Raising a point that Weinberg offered in his post, Dreger also questioned the language in the petition -- namely that Gilley’s essay further “brutalizes” those who have suffered under colonialism. Describing it as hyperbole, she said it fuels political attacks against higher education from the right.

“They’re not just using the tools of the master, they’re building tools for the master,” she said.

Gilley did not respond to requests for comment. But he’s previously expressed disdain for what he sees as a lack of viewpoint diversity in academe, including in an August essay for Minding the Campus called “Why I’m Leaving the [American] Political Science Association.”

For the “looniest end of the left-wing academy, even the theory is hostile to viewpoint diversity,” he wrote. “They view the academy as a special zone of (left-wing) Truth that must be protected against (right-wing) Falsehoods of the real world. Genuine pluralism, from this vantage, is a cover for privilege and oppression … Why stick your neck out to accept a panel on political diversity at a political science conference when, to cite another of this year’s [APSA meeting] offerings, one can win kudos for accepting a panel entitled ‘Pussies Grab Back: Feminism in the Wake of Trump’?”

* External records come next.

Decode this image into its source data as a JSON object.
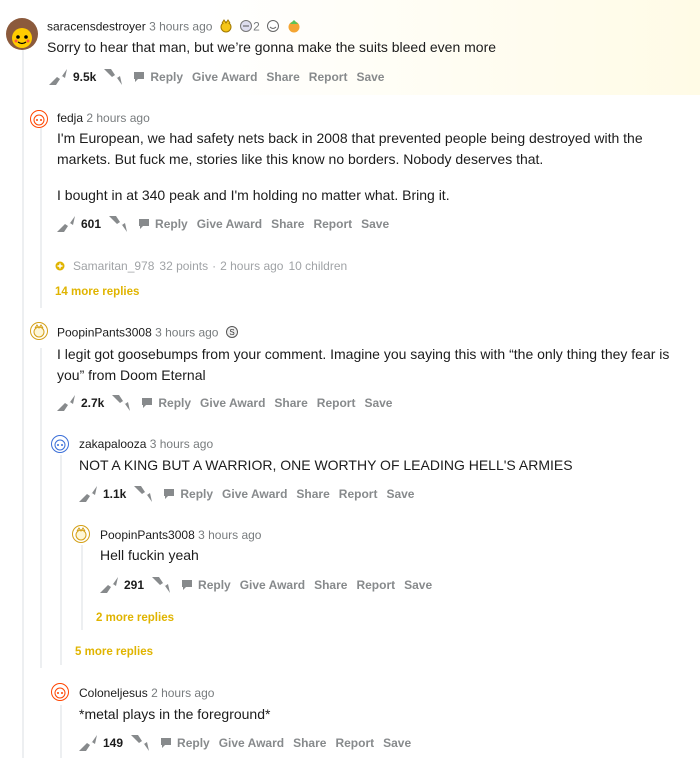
{
  "comments": [
    {
      "user": "saracensdestroyer",
      "time": "3 hours ago",
      "award_count": "2",
      "body": "Sorry to hear that man, but we’re gonna make the suits bleed even more",
      "score": "9.5k"
    },
    {
      "user": "fedja",
      "time": "2 hours ago",
      "body": "I'm European, we had safety nets back in 2008 that prevented people being destroyed with the markets. But fuck me, stories like this know no borders. Nobody deserves that.",
      "body2": "I bought in at 340 peak and I'm holding no matter what. Bring it.",
      "score": "601"
    },
    {
      "user": "PoopinPants3008",
      "time": "3 hours ago",
      "body": "I legit got goosebumps from your comment. Imagine you saying this with “the only thing they fear is you” from Doom Eternal",
      "score": "2.7k"
    },
    {
      "user": "zakapalooza",
      "time": "3 hours ago",
      "body": "NOT A KING BUT A WARRIOR, ONE WORTHY OF LEADING HELL'S ARMIES",
      "score": "1.1k"
    },
    {
      "user": "PoopinPants3008",
      "time": "3 hours ago",
      "body": "Hell fuckin yeah",
      "score": "291"
    },
    {
      "user": "Coloneljesus",
      "time": "2 hours ago",
      "body": "*metal plays in the foreground*",
      "score": "149"
    }
  ],
  "collapsed": {
    "user": "Samaritan_978",
    "points": "32 points",
    "sep": "·",
    "time": "2 hours ago",
    "children": "10 children"
  },
  "more_replies": {
    "a": "14 more replies",
    "b": "2 more replies",
    "c": "5 more replies"
  },
  "actions": {
    "reply": "Reply",
    "give_award": "Give Award",
    "share": "Share",
    "report": "Report",
    "save": "Save"
  },
  "colors": {
    "accent": "#e0b400",
    "muted": "#878a8c",
    "text": "#1c1c1c"
  },
  "icons": [
    "upvote-icon",
    "downvote-icon",
    "comment-bubble-icon",
    "avatar-icon",
    "award-icon"
  ]
}
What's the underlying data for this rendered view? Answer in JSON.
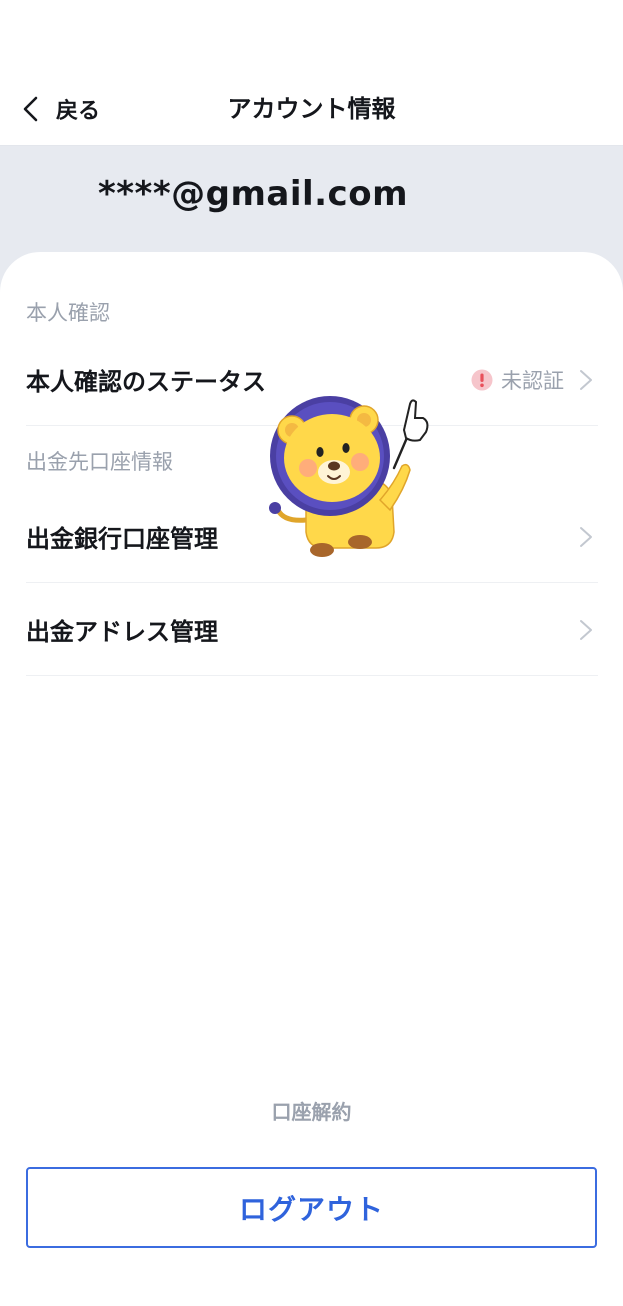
{
  "header": {
    "back_label": "戻る",
    "title": "アカウント情報",
    "back_icon": "chevron-left-icon"
  },
  "account": {
    "email": "****@gmail.com"
  },
  "sections": {
    "identity": {
      "label": "本人確認",
      "status_row": {
        "label": "本人確認のステータス",
        "status": "未認証",
        "status_icon": "exclamation-circle-icon",
        "status_icon_color": "#e8505b"
      }
    },
    "withdrawal": {
      "label": "出金先口座情報",
      "rows": [
        {
          "label": "出金銀行口座管理"
        },
        {
          "label": "出金アドレス管理"
        }
      ]
    }
  },
  "mascot": {
    "icon": "lion-mascot-icon"
  },
  "footer": {
    "close_account_label": "口座解約",
    "logout_label": "ログアウト"
  },
  "colors": {
    "accent": "#2f63dc",
    "muted_text": "#9aa1ad",
    "band_background": "#e7eaf0",
    "alert": "#e8505b"
  }
}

Margaret Everett, Portland State’s interim provost and vice president for academic affairs, appeared to back Gilley in a statement, saying academic freedom is “critical to the open debate and free exchange of knowledge and argument.” The university acknowledges “the right of all our faculty to explore scholarship and to speak, write and publish a variety of viewpoints and conclusions,” she added, and “respects the rights of others to express counterviews and to engage in vigorous and constructive debate about the faculty's work.”